"I—-I don't believe I can come over to-day," Fred answered hesitatingly.
"The weather is too hot."
"Mebbe the weather will get hotter, if you don't come," Hiram
Driggs responded calmly.
"That's a joke, eh?" queried Fred. "Ha, ha, ha!"
"Depends upon the feller's sense of humor," Driggs declared.
"Well, you're coming over, aren't you?"
"Ye-es, I'll come," Fred assented falteringly, for his guilty conscience made a coward of him. "You're a fine fellow, Mr. Driggs, and I'm glad to oblige anyone like you. I'll be right over."
"Thanks, ever so much, for the compliment," drawled Driggs in his most genial tone. "Such a compliment is especially appreciated when it comes from a young gentleman of your stripe. Good-bye."

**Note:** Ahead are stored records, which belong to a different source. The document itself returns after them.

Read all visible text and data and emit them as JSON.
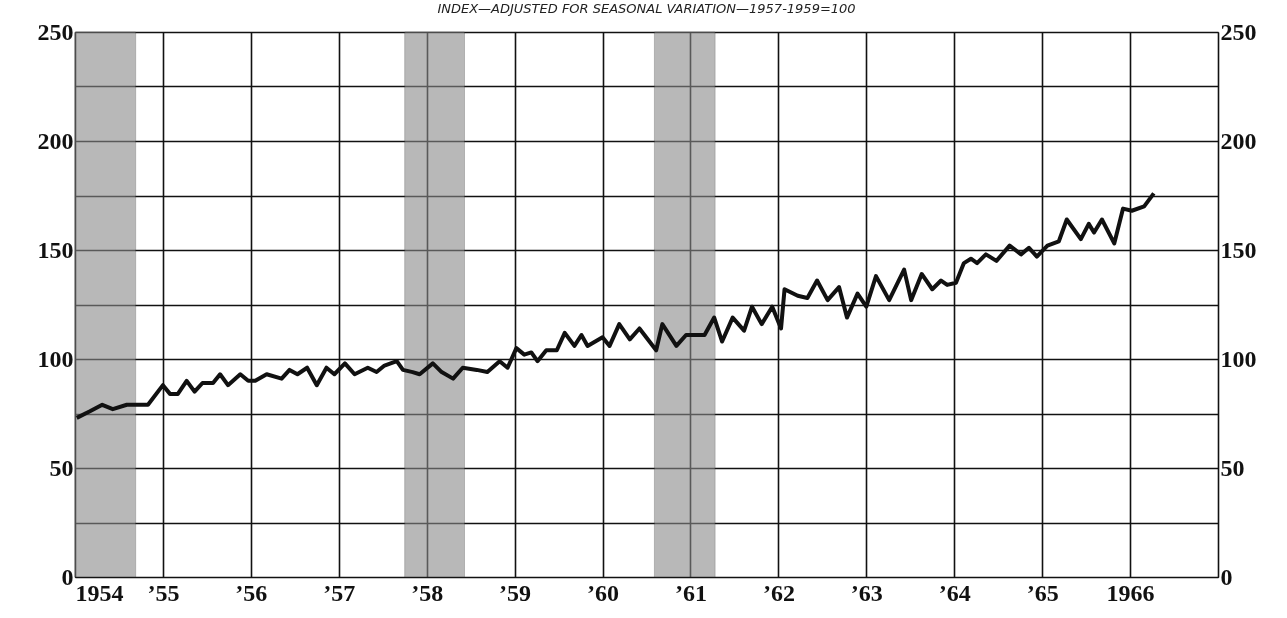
{
  "chart_data": {
    "type": "line",
    "title": "INDEX—ADJUSTED FOR SEASONAL VARIATION—1957-1959=100",
    "x": [
      1954.02,
      1954.17,
      1954.31,
      1954.43,
      1954.59,
      1954.83,
      1955.0,
      1955.08,
      1955.17,
      1955.27,
      1955.36,
      1955.45,
      1955.57,
      1955.65,
      1955.74,
      1955.88,
      1955.97,
      1956.05,
      1956.18,
      1956.35,
      1956.44,
      1956.53,
      1956.64,
      1956.75,
      1956.86,
      1956.95,
      1957.07,
      1957.18,
      1957.33,
      1957.43,
      1957.52,
      1957.66,
      1957.73,
      1957.84,
      1957.92,
      1958.07,
      1958.17,
      1958.3,
      1958.41,
      1958.57,
      1958.69,
      1958.83,
      1958.92,
      1959.02,
      1959.11,
      1959.19,
      1959.26,
      1959.36,
      1959.48,
      1959.57,
      1959.68,
      1959.76,
      1959.83,
      1960.0,
      1960.08,
      1960.19,
      1960.31,
      1960.42,
      1960.61,
      1960.68,
      1960.84,
      1960.95,
      1961.16,
      1961.27,
      1961.36,
      1961.48,
      1961.61,
      1961.7,
      1961.81,
      1961.93,
      1962.03,
      1962.07,
      1962.22,
      1962.33,
      1962.44,
      1962.56,
      1962.69,
      1962.78,
      1962.9,
      1963.0,
      1963.11,
      1963.26,
      1963.43,
      1963.51,
      1963.63,
      1963.75,
      1963.85,
      1963.92,
      1964.02,
      1964.11,
      1964.19,
      1964.26,
      1964.36,
      1964.48,
      1964.63,
      1964.76,
      1964.85,
      1964.94,
      1965.06,
      1965.19,
      1965.28,
      1965.44,
      1965.53,
      1965.59,
      1965.68,
      1965.82,
      1965.92,
      1966.02,
      1966.16,
      1966.27
    ],
    "series": [
      {
        "color": "#111111",
        "values": [
          73,
          76,
          79,
          77,
          79,
          79,
          88,
          84,
          84,
          90,
          85,
          89,
          89,
          93,
          88,
          93,
          90,
          90,
          93,
          91,
          95,
          93,
          96,
          88,
          96,
          93,
          98,
          93,
          96,
          94,
          97,
          99,
          95,
          94,
          93,
          98,
          94,
          91,
          96,
          95,
          94,
          99,
          96,
          105,
          102,
          103,
          99,
          104,
          104,
          112,
          106,
          111,
          106,
          110,
          106,
          116,
          109,
          114,
          104,
          116,
          106,
          111,
          111,
          119,
          108,
          119,
          113,
          124,
          116,
          124,
          114,
          132,
          129,
          128,
          136,
          127,
          133,
          119,
          130,
          124,
          138,
          127,
          141,
          127,
          139,
          132,
          136,
          134,
          135,
          144,
          146,
          144,
          148,
          145,
          152,
          148,
          151,
          147,
          152,
          154,
          164,
          155,
          162,
          158,
          164,
          153,
          169,
          168,
          170,
          176
        ]
      }
    ],
    "xlim": [
      1954,
      1967
    ],
    "xticks": [
      {
        "value": 1954,
        "label": "1954"
      },
      {
        "value": 1955,
        "label": "’55"
      },
      {
        "value": 1956,
        "label": "’56"
      },
      {
        "value": 1957,
        "label": "’57"
      },
      {
        "value": 1958,
        "label": "’58"
      },
      {
        "value": 1959,
        "label": "’59"
      },
      {
        "value": 1960,
        "label": "’60"
      },
      {
        "value": 1961,
        "label": "’61"
      },
      {
        "value": 1962,
        "label": "’62"
      },
      {
        "value": 1963,
        "label": "’63"
      },
      {
        "value": 1964,
        "label": "’64"
      },
      {
        "value": 1965,
        "label": "’65"
      },
      {
        "value": 1966,
        "label": "1966"
      },
      {
        "value": 1967,
        "label": null
      }
    ],
    "ylim": [
      0,
      250
    ],
    "yticks": [
      0,
      {
        "value": 25,
        "label": null
      },
      50,
      {
        "value": 75,
        "label": null
      },
      100,
      {
        "value": 125,
        "label": null
      },
      150,
      {
        "value": 175,
        "label": null
      },
      200,
      {
        "value": 225,
        "label": null
      },
      250
    ],
    "y2lim": [
      0,
      250
    ],
    "y2ticks": [
      0,
      50,
      100,
      150,
      200,
      250
    ],
    "bands": [
      {
        "axis": "x",
        "from": 1954.0,
        "to": 1954.69,
        "color": "#8a8a8a"
      },
      {
        "axis": "x",
        "from": 1957.75,
        "to": 1958.43,
        "color": "#8a8a8a"
      },
      {
        "axis": "x",
        "from": 1960.59,
        "to": 1961.28,
        "color": "#8a8a8a"
      }
    ],
    "grid": true,
    "line_style": "solid",
    "marker": "none"
  }
}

That word "stripe" caused Fred Ripley to have a disagreeable chill. He remembered that "stripes" are an important part of the design on a convict's suit of state-furnished clothes.
"But he needn't think he can prove anything against me," Fred muttered to himself, as he started down the street. "Of course, I know I lost that chisel last night, and Driggs may have found it in his boatyard. But he can't prove that the chisel belongs to me, or to our house. There are lots more chisels just like that one. If Driggs tries to bluff me he'll find that I'm altogether too cool for him!"
Nevertheless, it was an anxious young man who walked into the boat builder's office a few minutes later. Hiram Driggs, smiling broadly, held out his hand, which Fred took.
"Sorry I wasn't here when you called last night," said Driggs affably.